Keri exhaled loudly. “It’s okay. You meant it. It’s okay to say it. I’m not some delicate flower from whom you have to keep the grim reality of things.”
“I know,” said Dub, “but I shouldn’t have said it like that. Especially after what we just went through.”
They were facing each other now, the rain dripping down their noses and across their cheeks and foreheads. Dub sensed they were both oblivious to the rain. She locked eyes with him in a way that sent a buzzing sensation through his head and chest.
“What did we just go through?” she asked. “What happened back there? How did you find me?”
“Tell me first what happened in the house,” he said. A lump welled in his throat. He tried to swallow against it. “I shouldn’t have left you. I don’t know what I would have—”

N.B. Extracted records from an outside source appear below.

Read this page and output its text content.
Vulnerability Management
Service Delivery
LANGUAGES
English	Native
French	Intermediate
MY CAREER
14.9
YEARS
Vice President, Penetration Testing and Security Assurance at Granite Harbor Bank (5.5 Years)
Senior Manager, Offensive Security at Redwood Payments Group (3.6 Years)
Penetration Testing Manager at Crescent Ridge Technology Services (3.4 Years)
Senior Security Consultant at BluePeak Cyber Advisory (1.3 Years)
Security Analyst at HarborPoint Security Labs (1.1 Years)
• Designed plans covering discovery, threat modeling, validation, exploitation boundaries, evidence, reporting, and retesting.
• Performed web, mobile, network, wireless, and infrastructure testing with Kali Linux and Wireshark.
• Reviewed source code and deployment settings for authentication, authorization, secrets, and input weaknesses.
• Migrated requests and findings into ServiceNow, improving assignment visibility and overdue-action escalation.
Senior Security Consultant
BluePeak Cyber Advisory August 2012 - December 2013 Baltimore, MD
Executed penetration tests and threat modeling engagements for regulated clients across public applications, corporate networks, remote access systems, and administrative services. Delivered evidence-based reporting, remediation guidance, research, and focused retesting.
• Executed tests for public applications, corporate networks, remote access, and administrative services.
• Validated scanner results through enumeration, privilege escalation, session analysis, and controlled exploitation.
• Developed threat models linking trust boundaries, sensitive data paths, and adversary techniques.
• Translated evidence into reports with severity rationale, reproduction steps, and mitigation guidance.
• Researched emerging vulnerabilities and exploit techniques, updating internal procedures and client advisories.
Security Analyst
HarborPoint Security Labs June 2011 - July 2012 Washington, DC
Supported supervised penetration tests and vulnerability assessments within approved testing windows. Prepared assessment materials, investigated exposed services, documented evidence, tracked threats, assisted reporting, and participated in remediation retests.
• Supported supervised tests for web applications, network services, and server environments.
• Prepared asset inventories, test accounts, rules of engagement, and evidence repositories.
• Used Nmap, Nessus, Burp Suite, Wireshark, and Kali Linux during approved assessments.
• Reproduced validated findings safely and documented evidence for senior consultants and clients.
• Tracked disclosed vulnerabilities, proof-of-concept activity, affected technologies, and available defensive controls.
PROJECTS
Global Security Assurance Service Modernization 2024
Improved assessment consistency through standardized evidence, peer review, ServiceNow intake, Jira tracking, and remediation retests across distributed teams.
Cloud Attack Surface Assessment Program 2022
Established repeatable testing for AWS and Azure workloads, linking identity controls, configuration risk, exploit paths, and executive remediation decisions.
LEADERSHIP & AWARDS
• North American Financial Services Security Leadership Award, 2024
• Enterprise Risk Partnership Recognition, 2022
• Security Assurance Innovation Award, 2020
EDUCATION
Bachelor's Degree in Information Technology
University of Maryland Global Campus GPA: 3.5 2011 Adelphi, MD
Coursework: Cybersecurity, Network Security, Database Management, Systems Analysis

“Don’t,” she said. “It’s not your fault. You were trying to help your…wait…where is Barker? Where is that girl he hooked up with?”
Dub shook his head. “I don’t know. I found them. They were at the store. But we got separated.”

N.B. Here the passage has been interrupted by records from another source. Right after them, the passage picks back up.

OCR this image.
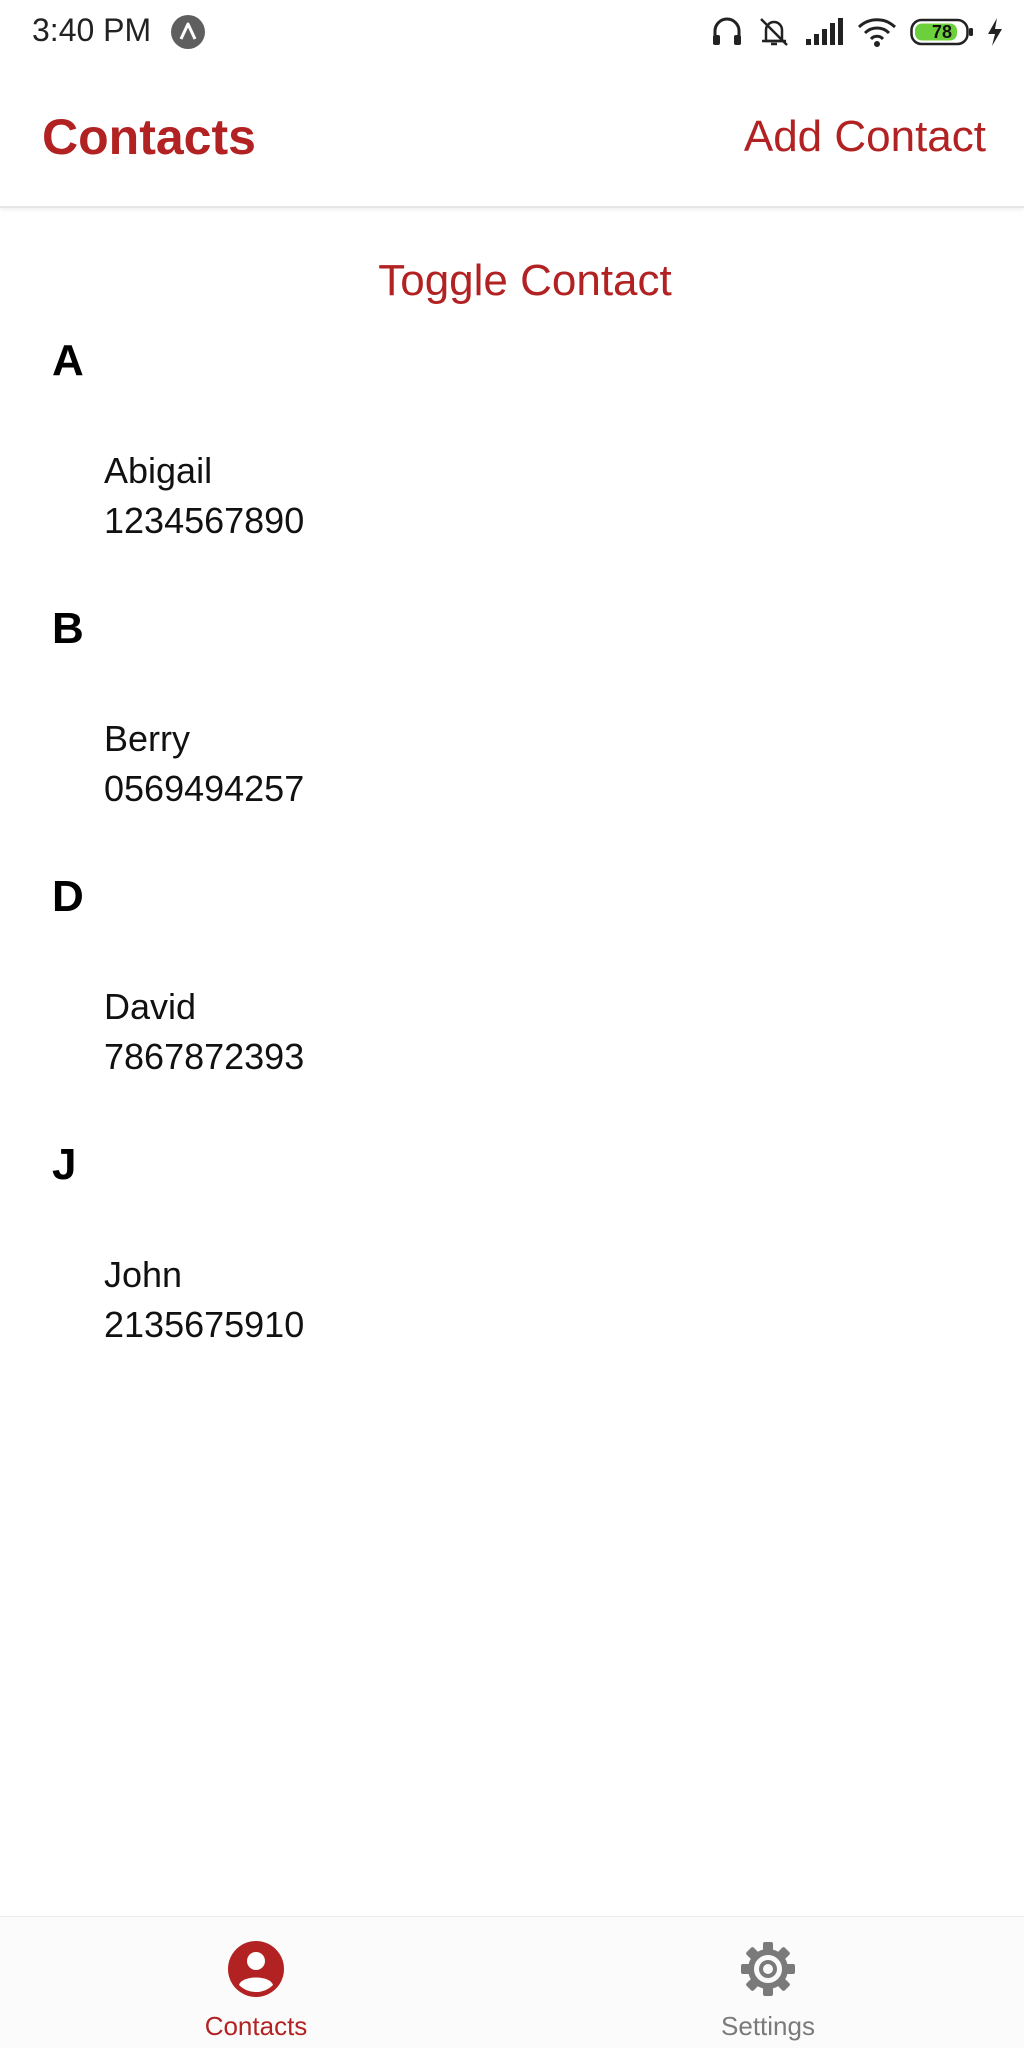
3:40 PM	78
Contacts	Add Contact
Toggle Contact
A
Abigail
1234567890
B
Berry
0569494257
D
David
7867872393
J
John
2135675910
Contacts	Settings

Keri leaned up on one elbow, her eyes focused on Dub’s. He had trouble distinguishing amongst the rain, the remnant floodwater, and what he thought might be tears welling in her eyes. “Are they okay? What do you mean you got separated?”
“I lost the rental car,” Dub said. “It got flooded. I started swimming. I found them at the store. There were guys with a boat, and they agreed to take the boat to get you. We tipped over, I fell out, and I lost track of them.”
Dub’s throat tightened. His mind raced. He went to those dark places, the worst possible outcomes that plague pessimists or realists.
He wasn’t either of those. He was too young for those labels, too idealistic. But as a psychology major, as someone who chose to analyze pain and ecstasy and who wanted to swim with demons, he was predisposed to finding the lowest possible depths before working back to the surface.
Keri rolled onto her back and stared at the milky black sky, then closed her eyes, bathing in the rain. A stiff breeze blew across the roof. Dub felt it slice through his wet clothes and saw it pimple Keri’s body.
“I wish I
had something to warm you,” he said softly. “You’re shivering.”
Without opening her eyes or changing the expression on her face, she moved her hand onto Dub’s and squeezed.
Dub closed his eyes too. His pulse hadn’t slowed, but his body was heavy. It was like he was wearing lead clothing. He listened to the beat of the rain, the whoosh of the wind, and the rush of a violent current mere feet beneath them.
He thought about the times he’d seen flooding on television as a child. He remembered seeing the torrents of water that ripped through Ellicott City, Maryland; St. Louis, Missouri; and Asheville, North Carolina.
Then his mind went somewhere it hadn’t gone in a long time. It drifted to the night Hurricane Harvey flooded his neighborhood and sent his family scrambling into the flooded streets. It was the end of summer. School had started. It stopped when the rains came, when they wouldn’t go away, when they dumped more than fifty inches of rain on a city that was equipped for half that much in a three-day stretch.
Dub had long ago suppressed the memories of the night that changed the course of his life. He’d capped the memories in a bottle and shoved it in the back of the bottom shelf out of sight. But it was there again, open and in front of him. A shiver rippled through his body as the images flashed in his mind.
That night was the reason he’d always slept restlessly since. That night was the one that had him escaping the murky, cold bayou water on his father’s shoulders. That night was the one that precipitated months of uncertainty, of his parents’ constant arguing over money and debt and red tape. That night was, until now, the worst of his life.
After wading through that dank water for more than an hour, futilely trying to find dry land, a pair of men from Louisiana had rescued his family in their small boat. They’d been with what was called the Cajun Navy, a group of volunteers who’d descended upon Houston to help rescue flooded survivors. Those two men were ahead of the curve. They’d positioned themselves near a bayou ahead of that Saturday night and they’d saved his life.